Now, if you want to do some separate cleanups in this space I would redo
the anti-patterns of scope-based cleanup in cxl_port_alloc() and
cxl_port_add(). cxl_port_alloc() does the "__free = NULL" anti-pattern.
It appears to be doing that to avoid adding a DEFINE_FREE() for ida
cleanup if the port allocation fails.
Also, if the cxl_port_alloc() call became something like:
struct cxl_port *port __free(put_cxl_port) = cxl_port_alloc(...)
...then I do not think cxl_port_add() would need to do the odd
__free(put_device()) initialization without a corresponding
get_device(). Nor the odd "dev = NULL" at the end.
> return rc;
> + }
>
> /* Inhibit the cleanup function invoked */
> dev = NULL;
> @@ -1425,7 +1431,7 @@ static void delete_endpoint(void *data)

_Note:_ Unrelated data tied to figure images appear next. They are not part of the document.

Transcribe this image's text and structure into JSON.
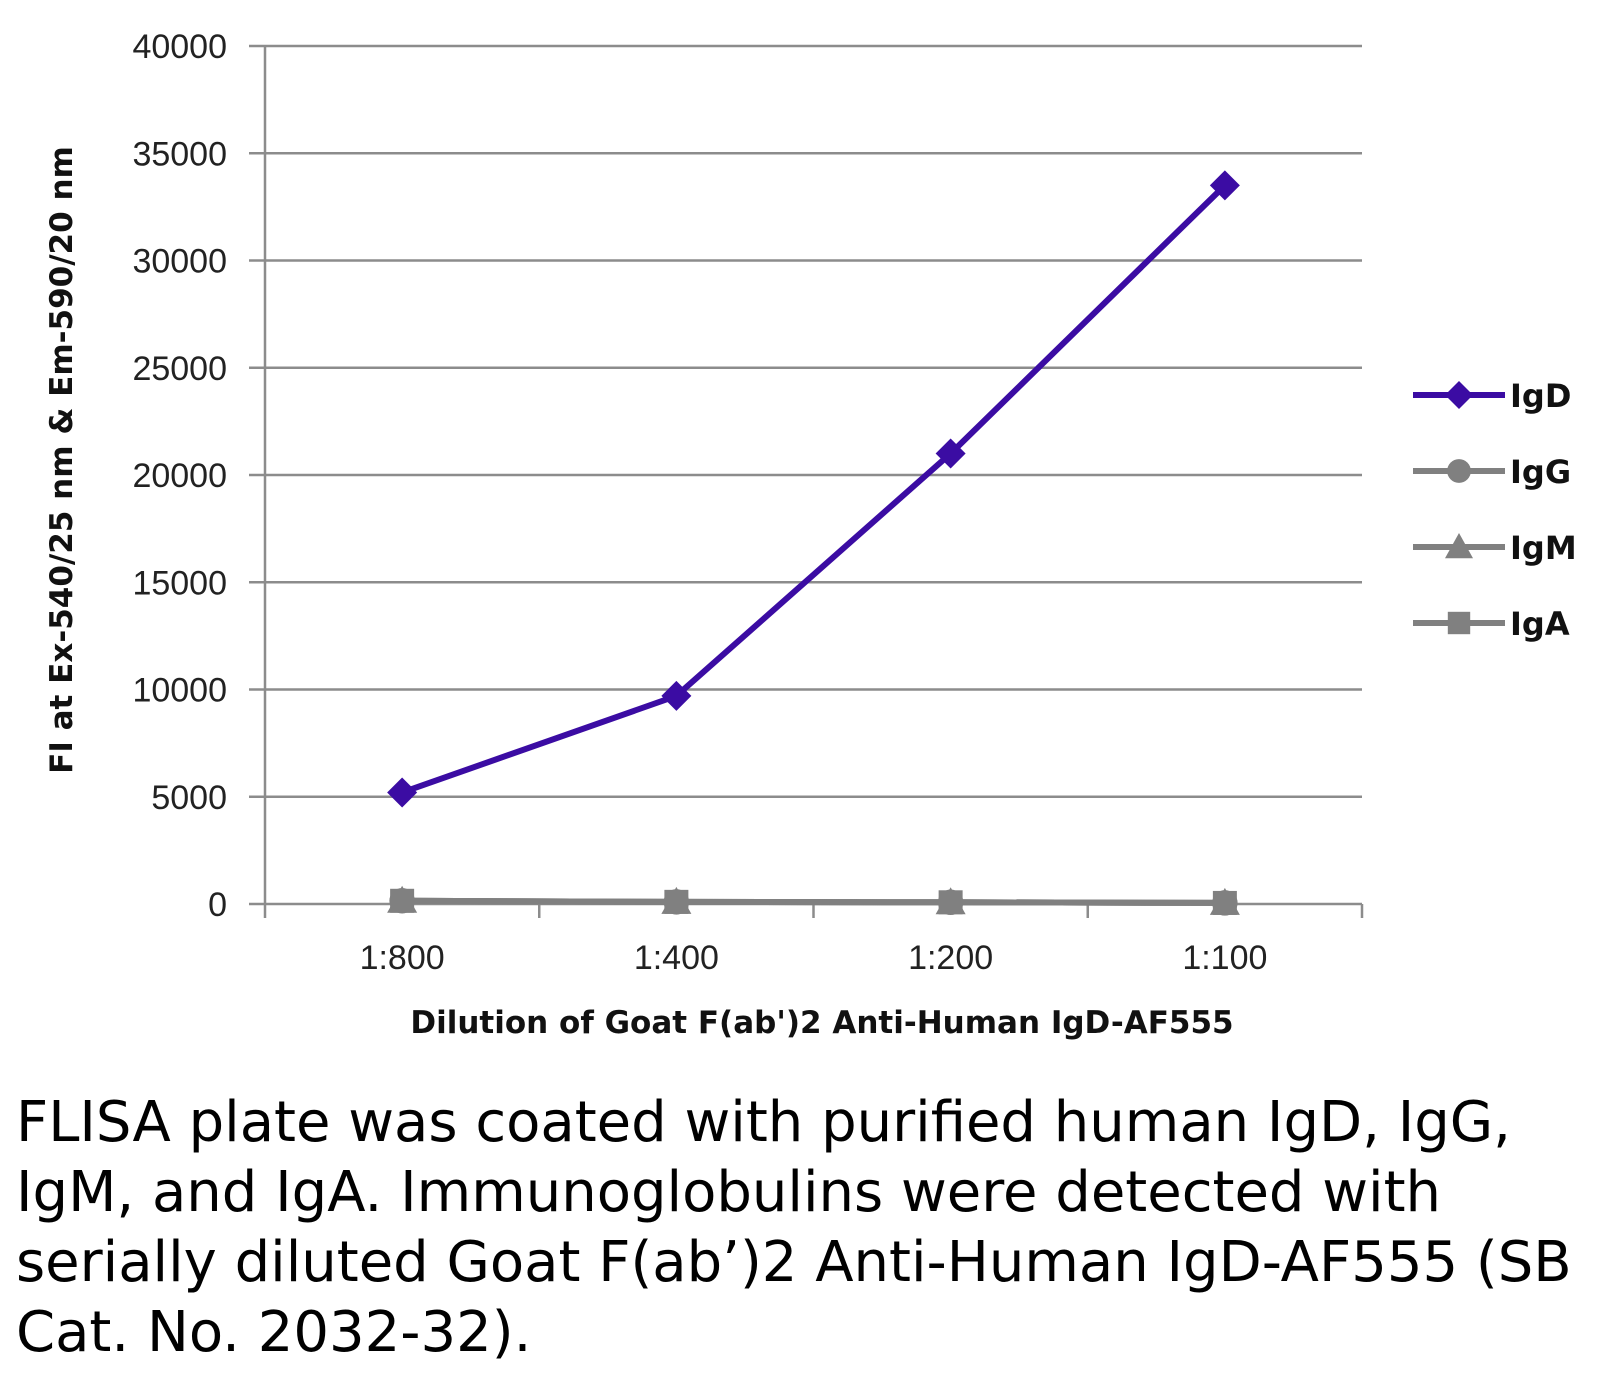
{
  "chart_data": {
    "type": "line",
    "categories": [
      "1:800",
      "1:400",
      "1:200",
      "1:100"
    ],
    "series": [
      {
        "name": "IgD",
        "values": [
          5200,
          9700,
          21000,
          33500
        ],
        "color": "#3b0ca3",
        "marker": "diamond"
      },
      {
        "name": "IgG",
        "values": [
          150,
          100,
          80,
          50
        ],
        "color": "#808080",
        "marker": "circle"
      },
      {
        "name": "IgM",
        "values": [
          150,
          100,
          80,
          50
        ],
        "color": "#808080",
        "marker": "triangle"
      },
      {
        "name": "IgA",
        "values": [
          150,
          100,
          80,
          50
        ],
        "color": "#808080",
        "marker": "square"
      }
    ],
    "title": "",
    "xlabel": "Dilution of Goat F(ab')2 Anti-Human IgD-AF555",
    "ylabel": "FI at Ex-540/25 nm & Em-590/20 nm",
    "ylim": [
      0,
      40000
    ],
    "yticks": [
      "0",
      "5000",
      "10000",
      "15000",
      "20000",
      "25000",
      "30000",
      "35000",
      "40000"
    ],
    "grid": true,
    "legend": "right"
  },
  "caption": "FLISA plate was coated with purified human IgD, IgG, IgM, and IgA.  Immunoglobulins were detected with serially diluted Goat F(ab’)2 Anti-Human IgD-AF555 (SB Cat. No. 2032-32)."
}
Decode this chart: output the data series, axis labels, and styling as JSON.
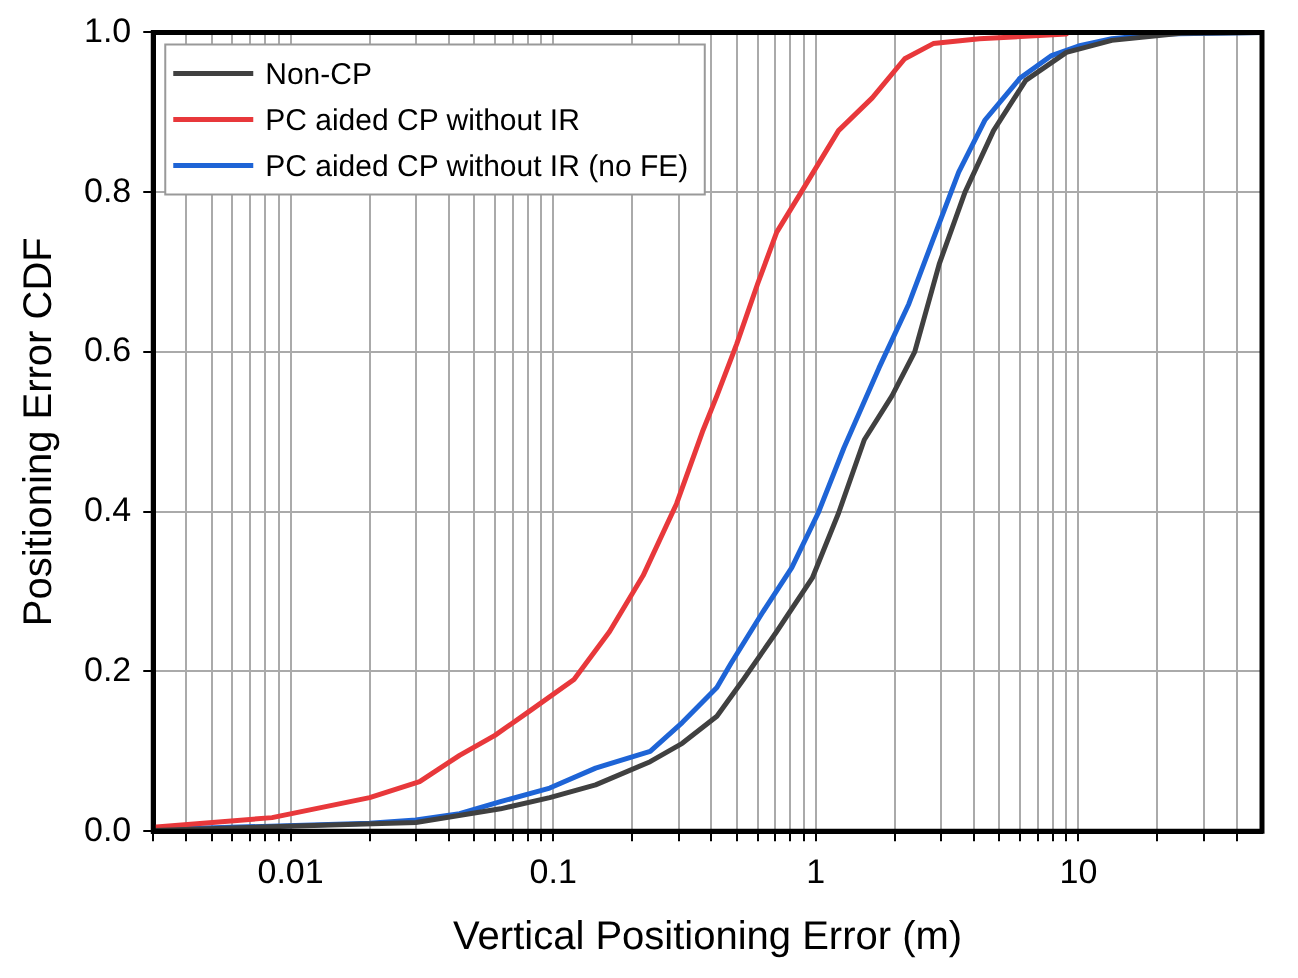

> devm_release_action(host, cxl_unlink_uport, endpoint);
> devm_release_action(host, unregister_port, endpoint);
> }
> - cxlmd->endpoint = NULL;
> + cxlmd->endpoint = ERR_PTR(-ENXIO);
I also see no need for this. Either dereferencing NULL or ERR_PTR() will
result in what is needed, a kernel crash. How the use after-free crash
is signalled does not really matter. The only expectation that other
code has is that "->endpoint != NULL" does not mean ->endpoint is valid.
Nothing should care about that though because cxlmd->dev.driver is the
authoritative gate for ->endpoint validity.